The Devon perimeter purist may wish to include the island of Lundy in this route. The National Trust owned Lundy Island  is accessed by a 2-3 hr passenger ferry from either Ilfracombe or Bideford. Although not included in this trip, we have visited Lundy previously, and it is well worth the diversion.

              The old bridge in Bideford                                                  Clovelly main street

Day 7 Barnstaple to Woodford Bridge via Clovelly
41 miles, 2800' climb. Click here to see the route.
A sunny, still day. We take the Tarka Trail, a shared cycle and pedestrian path along side the Rivers Taw and Torridge to Bideford. This former railway is a beautiful route, but watch out for oblivious dreamers ambling along, or dogs on expanding leads. From Bideford the delightful and deserted road alongside the River Yeo goes to Parkham. For such a beautiful day, Clovelly is strangely free of tourists. We learn  here that cycle shoes and cobbles are not good bed-fellows as we slide down Clovelly’s steep, cobbled path to the harbour for an ice cream. There is a pub at the harbour’s edge for the thirsty.
The 350 foot climb out of Clovelly is followed by a half a mile on the A39. After this the route is pleasing. Make the most of its gentle hills. 

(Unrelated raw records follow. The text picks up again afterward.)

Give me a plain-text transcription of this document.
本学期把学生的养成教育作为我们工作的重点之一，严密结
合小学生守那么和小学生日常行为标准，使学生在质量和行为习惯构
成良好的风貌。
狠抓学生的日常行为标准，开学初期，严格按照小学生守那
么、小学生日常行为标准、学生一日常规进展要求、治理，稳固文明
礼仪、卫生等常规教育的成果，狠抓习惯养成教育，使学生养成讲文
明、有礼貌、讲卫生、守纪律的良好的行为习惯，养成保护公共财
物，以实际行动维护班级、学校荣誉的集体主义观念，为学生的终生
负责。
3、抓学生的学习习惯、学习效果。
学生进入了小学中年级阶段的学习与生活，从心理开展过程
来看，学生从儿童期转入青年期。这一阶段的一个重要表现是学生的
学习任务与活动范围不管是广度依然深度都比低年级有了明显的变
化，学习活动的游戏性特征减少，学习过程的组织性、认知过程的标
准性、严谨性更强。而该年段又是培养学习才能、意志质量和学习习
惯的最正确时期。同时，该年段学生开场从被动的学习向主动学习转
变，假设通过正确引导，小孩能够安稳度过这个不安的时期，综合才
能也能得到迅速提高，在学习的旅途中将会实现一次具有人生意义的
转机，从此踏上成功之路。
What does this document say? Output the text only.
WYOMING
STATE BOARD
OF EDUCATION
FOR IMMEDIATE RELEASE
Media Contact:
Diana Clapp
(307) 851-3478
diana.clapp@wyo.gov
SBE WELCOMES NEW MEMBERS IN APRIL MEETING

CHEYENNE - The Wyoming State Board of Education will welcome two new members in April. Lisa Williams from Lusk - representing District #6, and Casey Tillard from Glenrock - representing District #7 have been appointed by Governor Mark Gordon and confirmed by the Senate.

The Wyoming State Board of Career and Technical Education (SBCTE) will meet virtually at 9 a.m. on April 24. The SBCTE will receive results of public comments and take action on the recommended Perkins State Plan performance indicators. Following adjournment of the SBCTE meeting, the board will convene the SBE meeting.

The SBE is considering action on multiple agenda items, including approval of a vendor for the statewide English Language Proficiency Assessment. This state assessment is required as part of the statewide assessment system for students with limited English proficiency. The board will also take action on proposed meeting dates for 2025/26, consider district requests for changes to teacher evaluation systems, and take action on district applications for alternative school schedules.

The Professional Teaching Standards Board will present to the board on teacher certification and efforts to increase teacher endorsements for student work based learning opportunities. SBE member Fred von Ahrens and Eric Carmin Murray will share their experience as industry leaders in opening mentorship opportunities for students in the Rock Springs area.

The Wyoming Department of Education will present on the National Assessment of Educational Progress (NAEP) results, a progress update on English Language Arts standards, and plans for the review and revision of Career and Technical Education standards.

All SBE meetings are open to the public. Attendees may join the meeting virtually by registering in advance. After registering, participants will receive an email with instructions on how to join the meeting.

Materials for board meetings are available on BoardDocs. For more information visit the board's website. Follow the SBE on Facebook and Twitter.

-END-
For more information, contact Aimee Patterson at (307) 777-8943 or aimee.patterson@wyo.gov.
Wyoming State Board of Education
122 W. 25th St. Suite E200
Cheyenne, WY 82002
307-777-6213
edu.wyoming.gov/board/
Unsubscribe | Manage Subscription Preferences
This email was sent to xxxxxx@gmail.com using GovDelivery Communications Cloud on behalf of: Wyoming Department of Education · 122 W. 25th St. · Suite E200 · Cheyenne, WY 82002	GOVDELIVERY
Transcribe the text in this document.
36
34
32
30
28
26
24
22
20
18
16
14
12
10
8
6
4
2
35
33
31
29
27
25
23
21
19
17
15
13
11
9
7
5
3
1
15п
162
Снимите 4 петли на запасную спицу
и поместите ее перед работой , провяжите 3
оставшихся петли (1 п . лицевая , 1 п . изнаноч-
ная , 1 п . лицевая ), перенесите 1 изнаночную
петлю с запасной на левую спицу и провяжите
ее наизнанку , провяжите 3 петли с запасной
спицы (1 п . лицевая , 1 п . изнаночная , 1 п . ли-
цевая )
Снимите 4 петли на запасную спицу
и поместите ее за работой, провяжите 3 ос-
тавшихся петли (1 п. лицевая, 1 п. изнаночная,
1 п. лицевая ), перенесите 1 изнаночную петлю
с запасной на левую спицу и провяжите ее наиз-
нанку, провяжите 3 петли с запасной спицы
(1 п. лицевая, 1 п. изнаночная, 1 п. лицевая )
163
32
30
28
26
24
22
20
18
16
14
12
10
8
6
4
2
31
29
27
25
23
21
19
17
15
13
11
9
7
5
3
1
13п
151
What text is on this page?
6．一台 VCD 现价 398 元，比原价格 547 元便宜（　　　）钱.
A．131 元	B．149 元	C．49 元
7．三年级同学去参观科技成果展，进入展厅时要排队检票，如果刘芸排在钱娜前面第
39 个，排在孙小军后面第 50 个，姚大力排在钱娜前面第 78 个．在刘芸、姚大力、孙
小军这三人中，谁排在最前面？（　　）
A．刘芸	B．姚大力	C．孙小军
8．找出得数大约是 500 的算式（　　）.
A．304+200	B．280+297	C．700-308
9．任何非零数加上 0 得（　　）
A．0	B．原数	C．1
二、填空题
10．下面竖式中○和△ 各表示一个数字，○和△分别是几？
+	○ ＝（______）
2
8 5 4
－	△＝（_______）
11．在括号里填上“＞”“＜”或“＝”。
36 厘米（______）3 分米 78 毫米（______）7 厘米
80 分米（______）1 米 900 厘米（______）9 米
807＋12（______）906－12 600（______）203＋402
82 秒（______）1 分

The Woodford Bridge Country Club, at £38 is cheap but nothing short of luxurious. Our room is newly and tastefully renovated and huge. The staff could not have been more helpful or charming and the evening meal is excellent. For those thinking of staying here, check whether breakfast is available as it is a long early morning ride to Holdsworthy otherwise.

The Devon Perimeter purist may wish to include Hartland Abbey and Hartland Point on their tour. The Abbey  is well worth the trip.

Morwellham Quay
                                                         Morwellham Quay

Day 8 Woodford Bridge to Plymouth.
40 miles 4,150ft. Click here to see the route

No breakfast available at the hotel so we divert to Holsworthy, taking the A389 because it’s flatter than back roads and are surprised, given it’s rush hour, that there is not too much traffic. From Holsworthy we take back roads. The good news: they are very quiet. The bad news:  steep switchback hills mean either brakes full on or 1st gear. 

We pass signs for Cotehele (good to visit) but have visited before so carry on. Morwellham Quay beckons even though it is a 500ft descent from the main road. As a World Heritage Site set in an area of outstanding natural beauty it does not disappoint and is well worth the diversion.

It is deserted today, perhaps because it is undergoing a major renovation but the copper mine is open for tours (for a small price) and also the friendly pub and trinket shop. You can visit the re-created, original Victorian mining town for free. 

We have heard that the Tamar Valley train line from Plymouth to Gunnislake is stunning so decide to take this rather than play with the traffic heading for Plymouth. We head for Bere Ferrers to take the train - no bookings for bikes required.

Bere  Ferrers is lovely but definitely a one horse town. Its one pub is closed (to be fair it is 5pm) and there is a distinct shortage of shops so we visit the graveyard. A chilling number of graves from 1849 are marked “cholera”.

The train ride along the Tamar Valley is indeed stunning, so we arrive back to our starting point at Plymouth station with much stronger legs but raring to repeat the excursion.